I mentioned in my second post about our droughts here in Southern OH. They can be soo bad, like last years lasting well into the fall. I had a small veggie garden and ended up with 2 tomato plants and 3 banana pepper plants and that was it.
Our well went dry, and I just kind of gave up. It was hard enough to truck water in from the spring thats about 8 miles from us, for dishes, cooking, bathing etc. So watering a garden was just not gonna happen.
So now that the house is pretty much done and we have the time and a bit more resources,our attention has turned to the yard, greenhouse, veggie garden and small projects that seem to have piled up.
Larry was determined to set up some kind of tank or barrel system that would see us through the worst of the scorching hot days as far as watering our food beds and taking showers.
This is where we started, 16 food grade drums. all connected together with a hose outlet at the bottom and a built in rain gauge.
The barrels were 9.00 a piece and the pvc connectors were a few bucks. He also used a piece of old garden hose cut up. The downspout goes into the far barrel on the top and the water flows through filling up each barrel as it goes.
They are sitting on treated 4x4's on top of packed earth.
We will be adding 4 more down at the greenhouse on a platform so we can have pressure behind what flows in.
These 16 are uphill a bit behind our workshop. They will gravity feed nicely down to the greenhouse. Then inside the greenhouse will be our old wringer washer, a sink and a shower.
These barrels came from Keebler and had "tutti-frutti" flavoring, whatever THAT is.
All I know is the whole place reeked of juicy fruit gum smell for weeks. It wasn't bad though.

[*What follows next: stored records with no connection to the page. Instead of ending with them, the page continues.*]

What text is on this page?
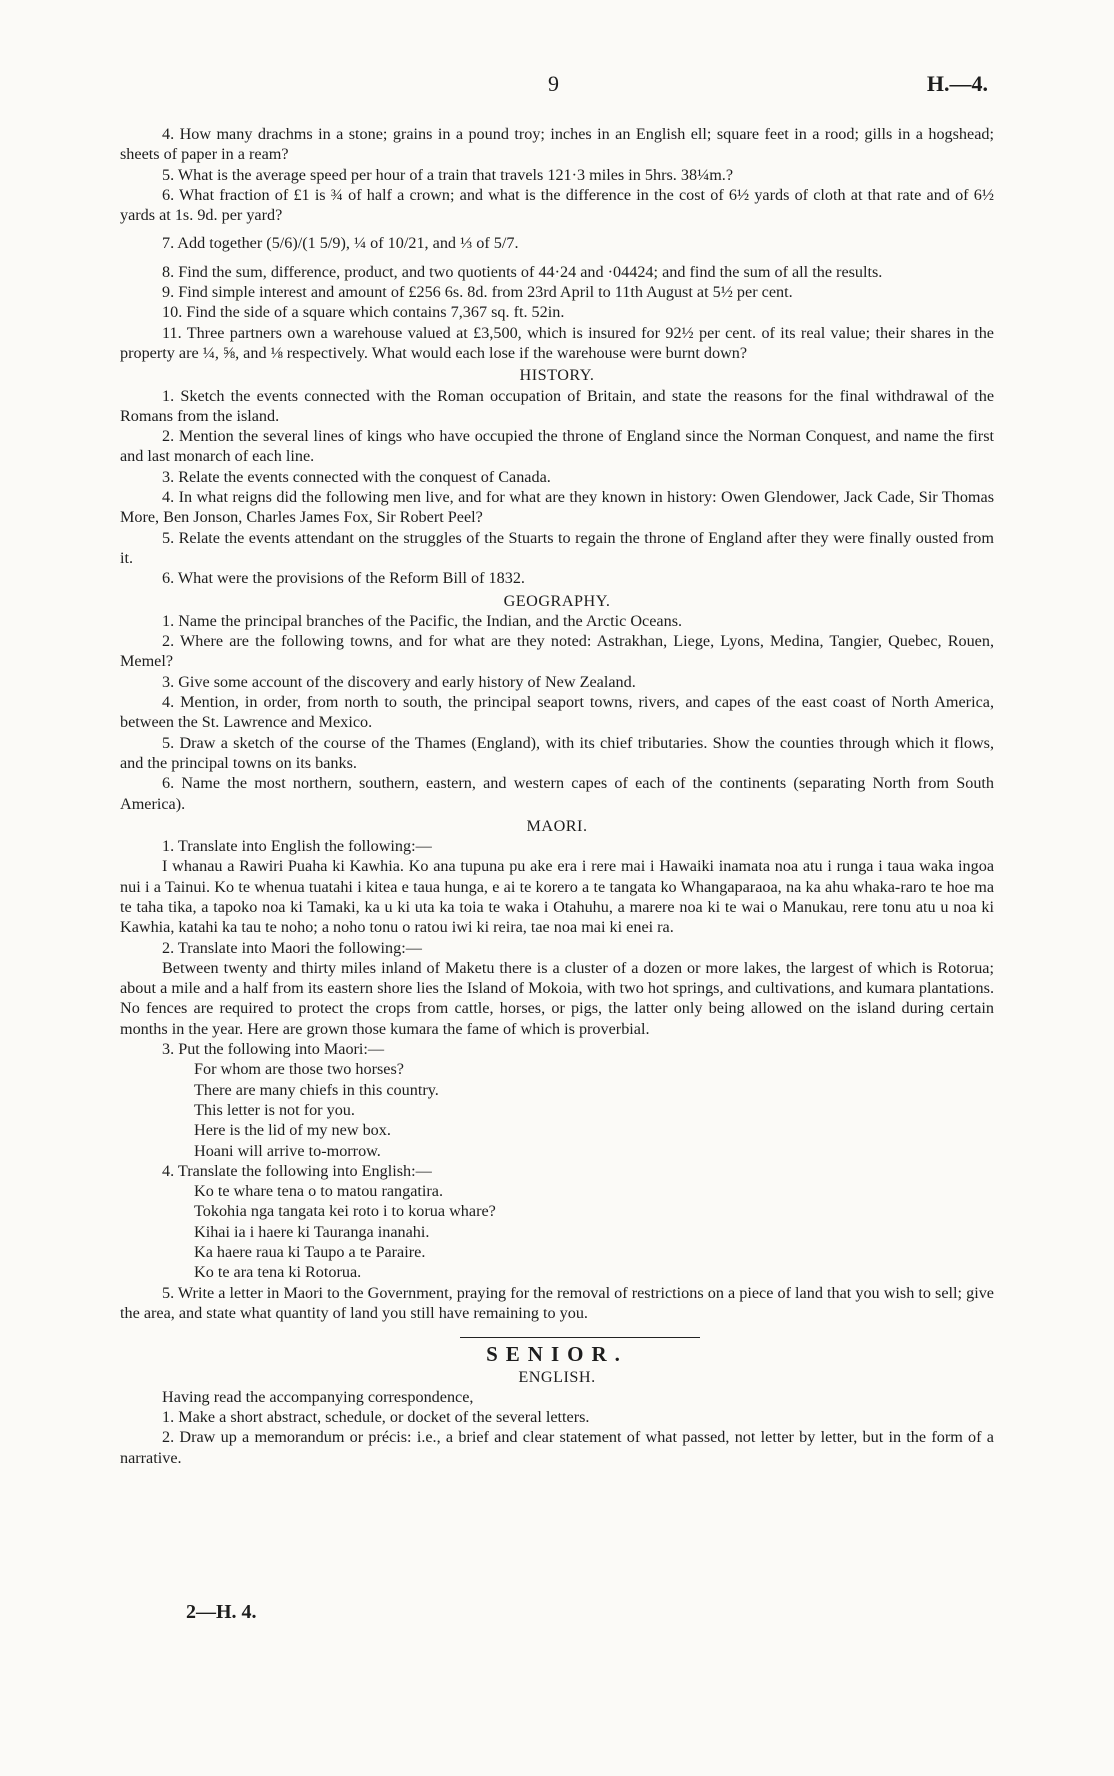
9	H.—4.

4. How many drachms in a stone; grains in a pound troy; inches in an English ell; square feet in a rood; gills in a hogshead; sheets of paper in a ream?

5. What is the average speed per hour of a train that travels 121·3 miles in 5hrs. 38¼m.?

6. What fraction of £1 is ¾ of half a crown; and what is the difference in the cost of 6½ yards of cloth at that rate and of 6½ yards at 1s. 9d. per yard?

7. Add together (5/6)/(1 5/9), ¼ of 10/21, and ⅓ of 5/7.

8. Find the sum, difference, product, and two quotients of 44·24 and ·04424; and find the sum of all the results.

9. Find simple interest and amount of £256 6s. 8d. from 23rd April to 11th August at 5½ per cent.

10. Find the side of a square which contains 7,367 sq. ft. 52in.

11. Three partners own a warehouse valued at £3,500, which is insured for 92½ per cent. of its real value; their shares in the property are ¼, ⅝, and ⅛ respectively. What would each lose if the warehouse were burnt down?

HISTORY.

1. Sketch the events connected with the Roman occupation of Britain, and state the reasons for the final withdrawal of the Romans from the island.

2. Mention the several lines of kings who have occupied the throne of England since the Norman Conquest, and name the first and last monarch of each line.

3. Relate the events connected with the conquest of Canada.

4. In what reigns did the following men live, and for what are they known in history: Owen Glendower, Jack Cade, Sir Thomas More, Ben Jonson, Charles James Fox, Sir Robert Peel?

5. Relate the events attendant on the struggles of the Stuarts to regain the throne of England after they were finally ousted from it.

6. What were the provisions of the Reform Bill of 1832.

GEOGRAPHY.

1. Name the principal branches of the Pacific, the Indian, and the Arctic Oceans.

2. Where are the following towns, and for what are they noted: Astrakhan, Liege, Lyons, Medina, Tangier, Quebec, Rouen, Memel?

3. Give some account of the discovery and early history of New Zealand.

4. Mention, in order, from north to south, the principal seaport towns, rivers, and capes of the east coast of North America, between the St. Lawrence and Mexico.

5. Draw a sketch of the course of the Thames (England), with its chief tributaries. Show the counties through which it flows, and the principal towns on its banks.

6. Name the most northern, southern, eastern, and western capes of each of the continents (separating North from South America).

MAORI.

1. Translate into English the following:—

I whanau a Rawiri Puaha ki Kawhia. Ko ana tupuna pu ake era i rere mai i Hawaiki inamata noa atu i runga i taua waka ingoa nui i a Tainui. Ko te whenua tuatahi i kitea e taua hunga, e ai te korero a te tangata ko Whangaparaoa, na ka ahu whaka-raro te hoe ma te taha tika, a tapoko noa ki Tamaki, ka u ki uta ka toia te waka i Otahuhu, a marere noa ki te wai o Manukau, rere tonu atu u noa ki Kawhia, katahi ka tau te noho; a noho tonu o ratou iwi ki reira, tae noa mai ki enei ra.

2. Translate into Maori the following:—

Between twenty and thirty miles inland of Maketu there is a cluster of a dozen or more lakes, the largest of which is Rotorua; about a mile and a half from its eastern shore lies the Island of Mokoia, with two hot springs, and cultivations, and kumara plantations. No fences are required to protect the crops from cattle, horses, or pigs, the latter only being allowed on the island during certain months in the year. Here are grown those kumara the fame of which is proverbial.

3. Put the following into Maori:—

For whom are those two horses?

There are many chiefs in this country.

This letter is not for you.

Here is the lid of my new box.

Hoani will arrive to-morrow.

4. Translate the following into English:—

Ko te whare tena o to matou rangatira.

Tokohia nga tangata kei roto i to korua whare?

Kihai ia i haere ki Tauranga inanahi.

Ka haere raua ki Taupo a te Paraire.

Ko te ara tena ki Rotorua.

5. Write a letter in Maori to the Government, praying for the removal of restrictions on a piece of land that you wish to sell; give the area, and state what quantity of land you still have remaining to you.

SENIOR.
ENGLISH.

Having read the accompanying correspondence,

1. Make a short abstract, schedule, or docket of the several letters.

2. Draw up a memorandum or précis: i.e., a brief and clear statement of what passed, not letter by letter, but in the form of a narrative.

2—H. 4.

In the foreground you can see a little of a blue barrel, they have these at the same place and although mt favorite color in the garden as far as flowers and some garden furniture goes is blue, these barrels I find garish. They smelt yummy when we got them, some chocolate, some lemon and some butterscotch.
I saw that one of the members on Plant Swap painted theirs beautifully with plants and butterflys.So I may breakdown and do some rain barrel painting myself.

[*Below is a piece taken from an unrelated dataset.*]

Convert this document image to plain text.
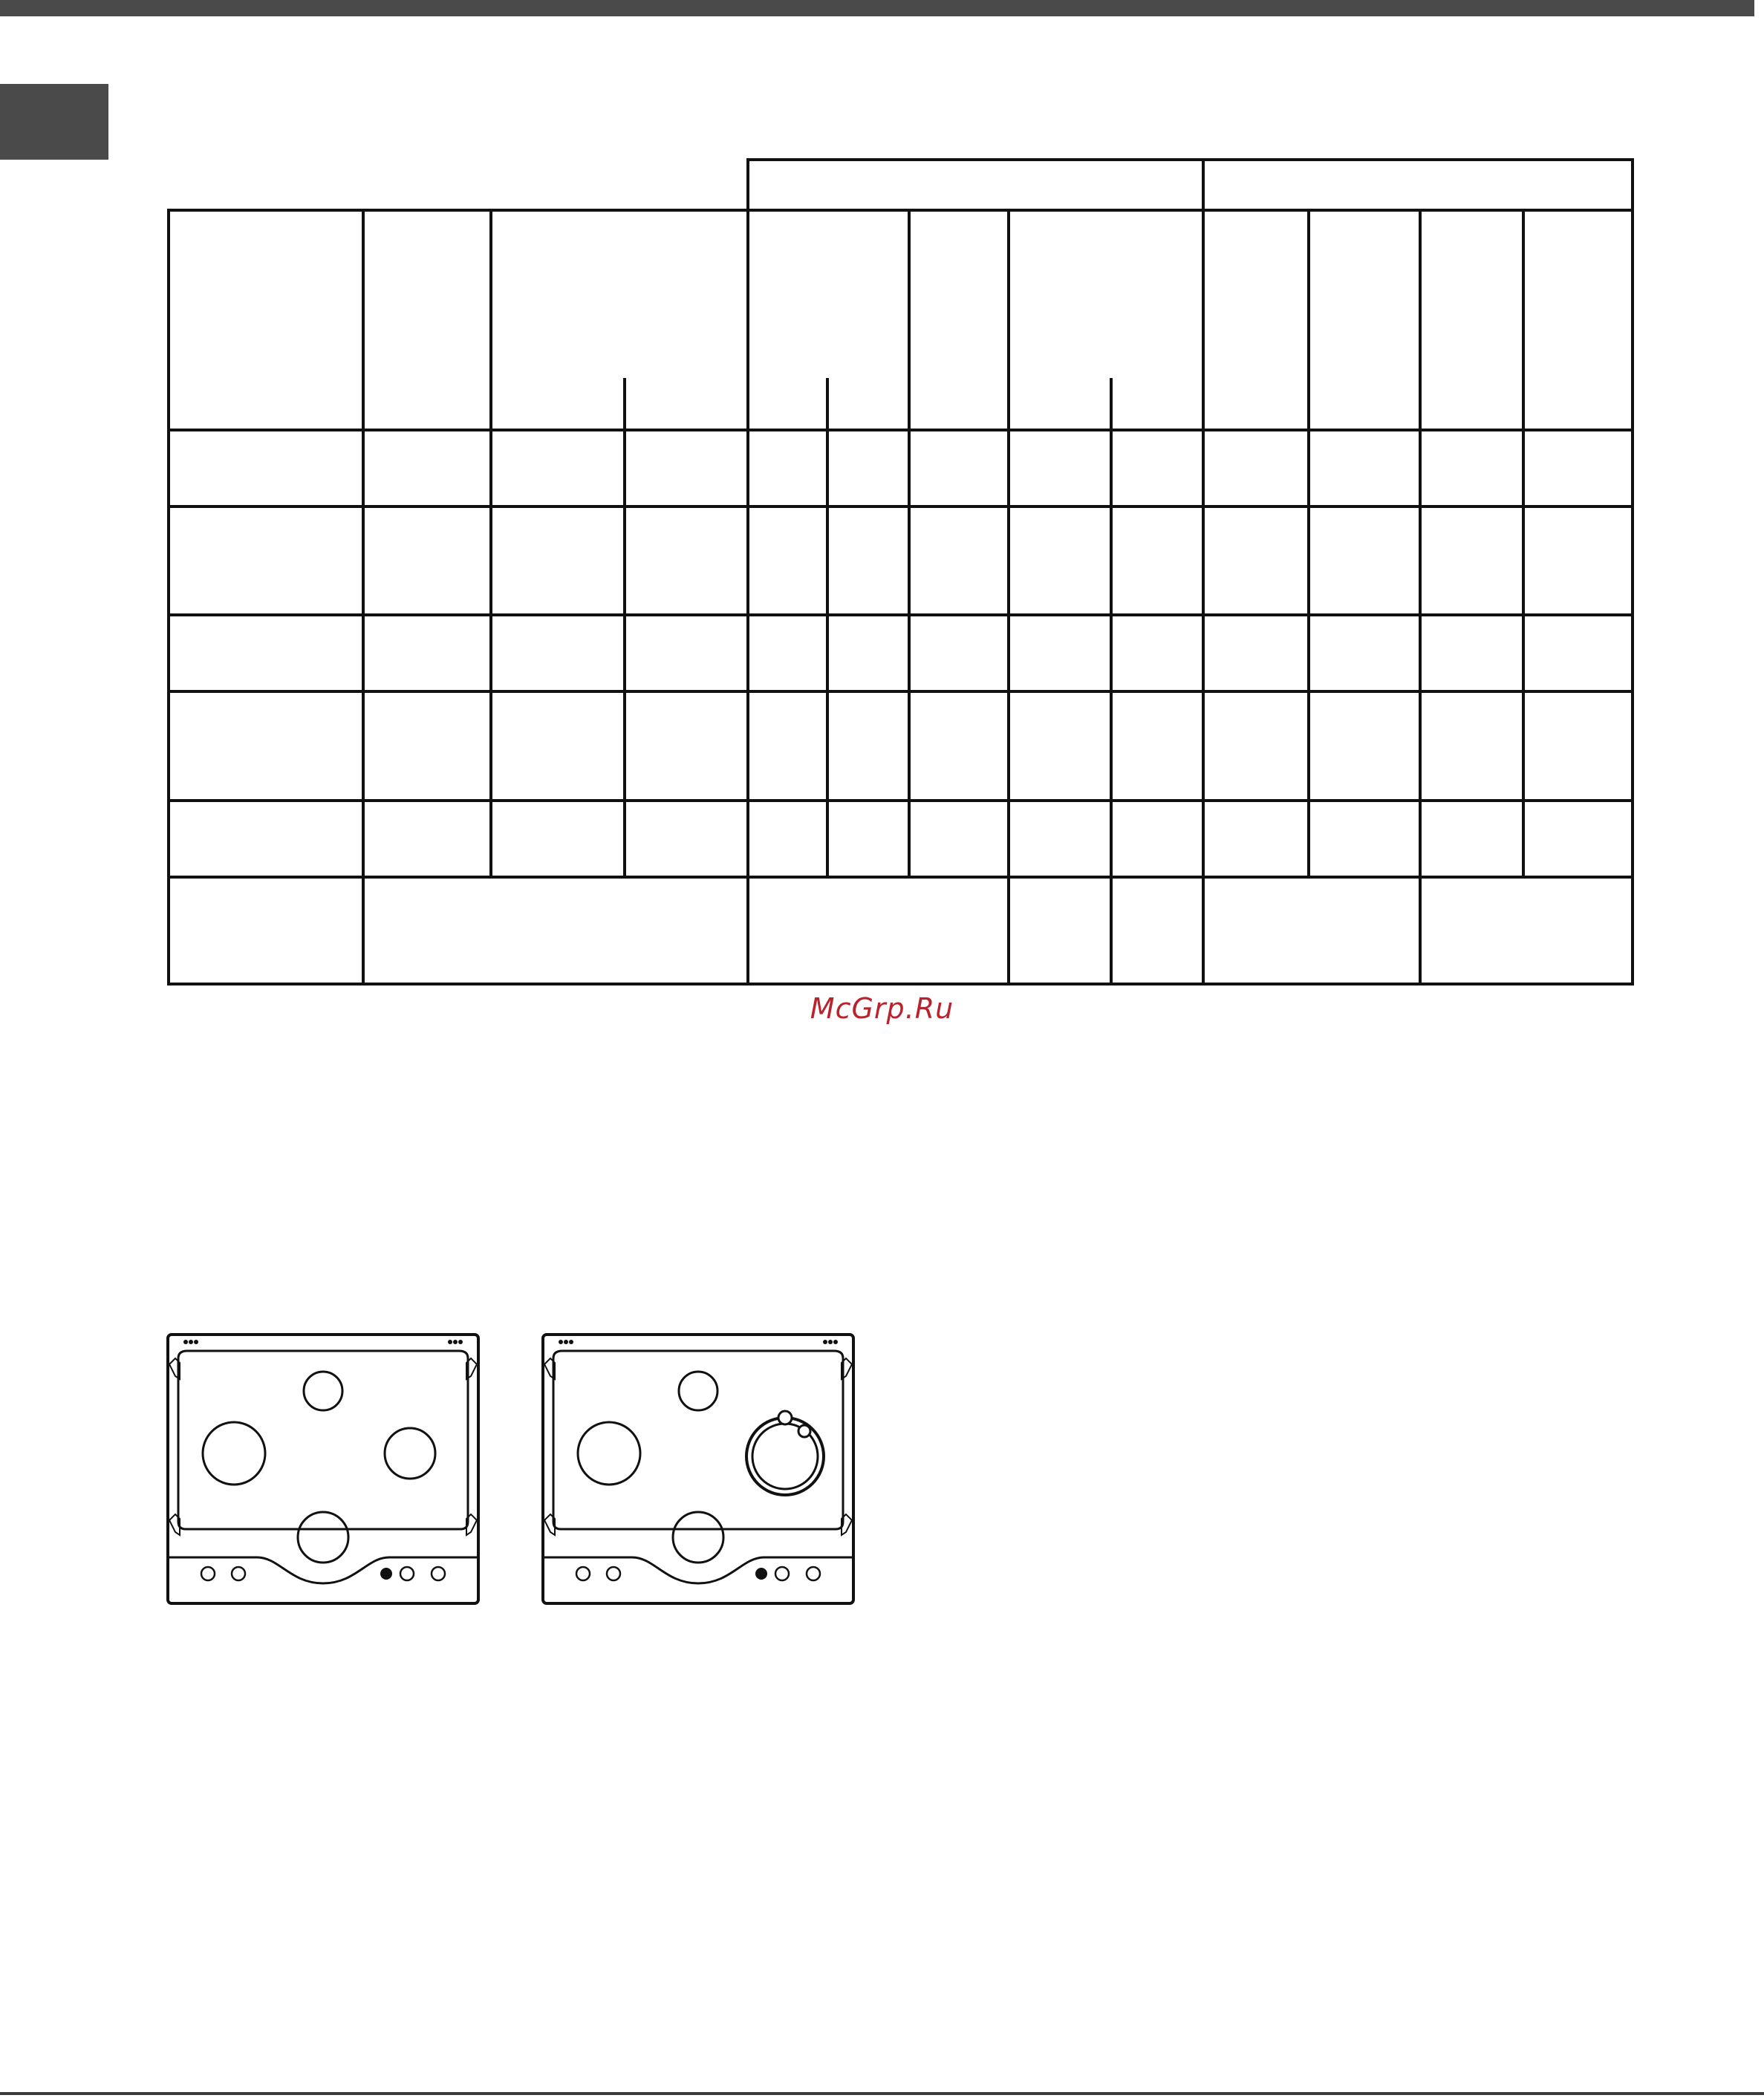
McGrp.Ru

Those look awesome, I'm guessing you bought them from the factory? I wonder what other factories would sell those barrels. We were looking to buy a rain barrel, but the prices are outrageous. One barrel would cost more than your entire set-up.
ReplyDeleteAny thoughts on what other factories would have these barrels? I'm in Illinois.
Some restaurants have large barrels that had oil in them.
ReplyDeleteI would maybe look on craigslist.
These came from a farm/landscaping center that sells mulch, farm gates, railroad ties,cement block etc.
They buy stuff in bulk and resell it.
They sell the regular steel drums also.
You could also do a search online for "food grade 55 gal. drums for sale" and then type in your state.
I hope that helps. I would love to see everyone catching rainwater.